The problem with this is severalfold.  One, Vanegas and the contractor immediately denied any such relationship. Two, the emails are in no way conclusive on any level, including origin, author and/or if they were simply spam, spoofed or planted.  There were duplicated emails, another sign they were just spam. Three, the manner in which they were “found” is extremely questionable–that another staff member would be tapping into the town manager’s email account for his own personal gain, to uncover a source complaining about him, is a terminatable offense itself.  Fourth, there is no town policy, even if there was a relationship, against having a relationship with a contractor or whether one would need to be disclosed.

While the Mayor bought into all of this quickly and placed Vanegas on administrative leave, terminating the contractor, Hankins and McCann were finding their charade would not stand up to scrutiny.  Procedurally, without an actual violation of town policy or law, Vanegas should never have been placed on administrative leave.

To tie in a procedural violation so the Mayor wouldn’t unwind Vanegas’ leave, Hankins and McCann allege violations of contract procedure when Vanegas hired the HR consultant.  Those allegations made it seem as if Vanegas sole-sourced a contract to someone Bohince was now alluding Vanegas was having an affair with.  Another news outlet attempted to report Vanegas violated policy but the Tribune quickly uncovered that they misquoted a witness and in fact, policy was specifically followed by Vanegas.

In short, the town has no reason to keep Vanegas on administrative leave under the false manufactured reasons.

The Town’s Original Staff Has Control, For Now

The day Vanegas is placed on administrative leave, McCann has already been appointed interim town manager.  McCann reinstates Rauch as HR director without further investigation into the HR violations.  In fact, Rauch personally delivered the administrative leave notice to Vanegas asking him if he wanted his personal property boxed up.
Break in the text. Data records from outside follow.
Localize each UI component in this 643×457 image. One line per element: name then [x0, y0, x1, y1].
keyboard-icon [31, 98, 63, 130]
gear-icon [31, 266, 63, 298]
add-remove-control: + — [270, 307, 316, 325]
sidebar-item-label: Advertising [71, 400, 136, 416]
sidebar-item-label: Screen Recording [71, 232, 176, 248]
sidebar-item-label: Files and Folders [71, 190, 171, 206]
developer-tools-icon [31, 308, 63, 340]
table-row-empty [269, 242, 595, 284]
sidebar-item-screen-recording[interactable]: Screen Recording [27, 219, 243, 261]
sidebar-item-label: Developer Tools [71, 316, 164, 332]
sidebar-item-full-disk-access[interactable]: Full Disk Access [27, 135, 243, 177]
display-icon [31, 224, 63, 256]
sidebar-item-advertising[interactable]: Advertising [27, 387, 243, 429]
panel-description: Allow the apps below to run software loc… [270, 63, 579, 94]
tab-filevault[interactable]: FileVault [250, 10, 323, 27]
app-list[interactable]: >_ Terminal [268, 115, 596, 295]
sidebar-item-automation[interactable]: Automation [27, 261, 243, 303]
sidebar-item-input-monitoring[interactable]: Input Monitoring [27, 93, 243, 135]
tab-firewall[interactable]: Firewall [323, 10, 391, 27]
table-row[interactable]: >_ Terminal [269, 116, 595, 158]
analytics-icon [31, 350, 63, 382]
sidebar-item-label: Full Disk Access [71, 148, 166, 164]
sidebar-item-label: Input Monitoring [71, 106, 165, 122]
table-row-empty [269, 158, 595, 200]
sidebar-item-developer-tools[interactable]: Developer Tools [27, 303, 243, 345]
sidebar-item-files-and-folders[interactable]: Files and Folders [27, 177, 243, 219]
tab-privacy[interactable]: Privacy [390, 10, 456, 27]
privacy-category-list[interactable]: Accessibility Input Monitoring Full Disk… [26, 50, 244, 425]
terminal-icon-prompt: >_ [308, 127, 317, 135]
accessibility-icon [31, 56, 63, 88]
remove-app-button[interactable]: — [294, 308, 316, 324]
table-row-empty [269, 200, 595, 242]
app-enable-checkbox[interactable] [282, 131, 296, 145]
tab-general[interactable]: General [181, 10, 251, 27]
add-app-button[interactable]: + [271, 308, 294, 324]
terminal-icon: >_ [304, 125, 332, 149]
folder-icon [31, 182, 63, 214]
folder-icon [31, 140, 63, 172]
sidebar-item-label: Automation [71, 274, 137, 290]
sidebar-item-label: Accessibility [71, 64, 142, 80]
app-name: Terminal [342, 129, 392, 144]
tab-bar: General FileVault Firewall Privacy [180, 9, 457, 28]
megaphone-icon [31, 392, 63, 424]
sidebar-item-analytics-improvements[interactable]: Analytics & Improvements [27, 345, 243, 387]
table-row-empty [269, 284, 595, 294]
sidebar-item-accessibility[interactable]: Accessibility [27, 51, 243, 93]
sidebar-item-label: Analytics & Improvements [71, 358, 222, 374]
“Reinstating Shanon Rauch is the ultimate indication that something is amiss and town leadership continues to make a mockery of the Mayor and town council,” said an onlooker at the last town council meeting.  “Town council is trying but they still have a disconnect when it comes to who should be in decision-making positions. It’s almost like a game, the full-timers who sit and scheme all day against the part-time council.”

Moving Forward

Last week the town council announced retention of an outside veteran law enforcement professional and independent law firm to spearhead an investigation into all of this and more. Story here.

Tonight, Purcellville holds a town council meeting at 7pm. Sources offered that a number of related matters may be raised concerning the town’s operational staff still allowed to be in place.

Publisher’s note: The unnamed sources in recent stories concerning Purcellville are either employed with the town and/or have been threatened in the past.  Current and past council members, town staff, consultants, and supporters have had notes left on their cars with threats to remain silent “or else,”  tires flattened, anonymous phone calls coming to otherwise private cell numbers with warnings to leave town business alone.  Purcellville police have escorted staff and others to and from town hall and made reports of these threats although difficult to trace their origins.  For this reason, the Tribune is not going to expose names and place sources in jeopardy of any harm.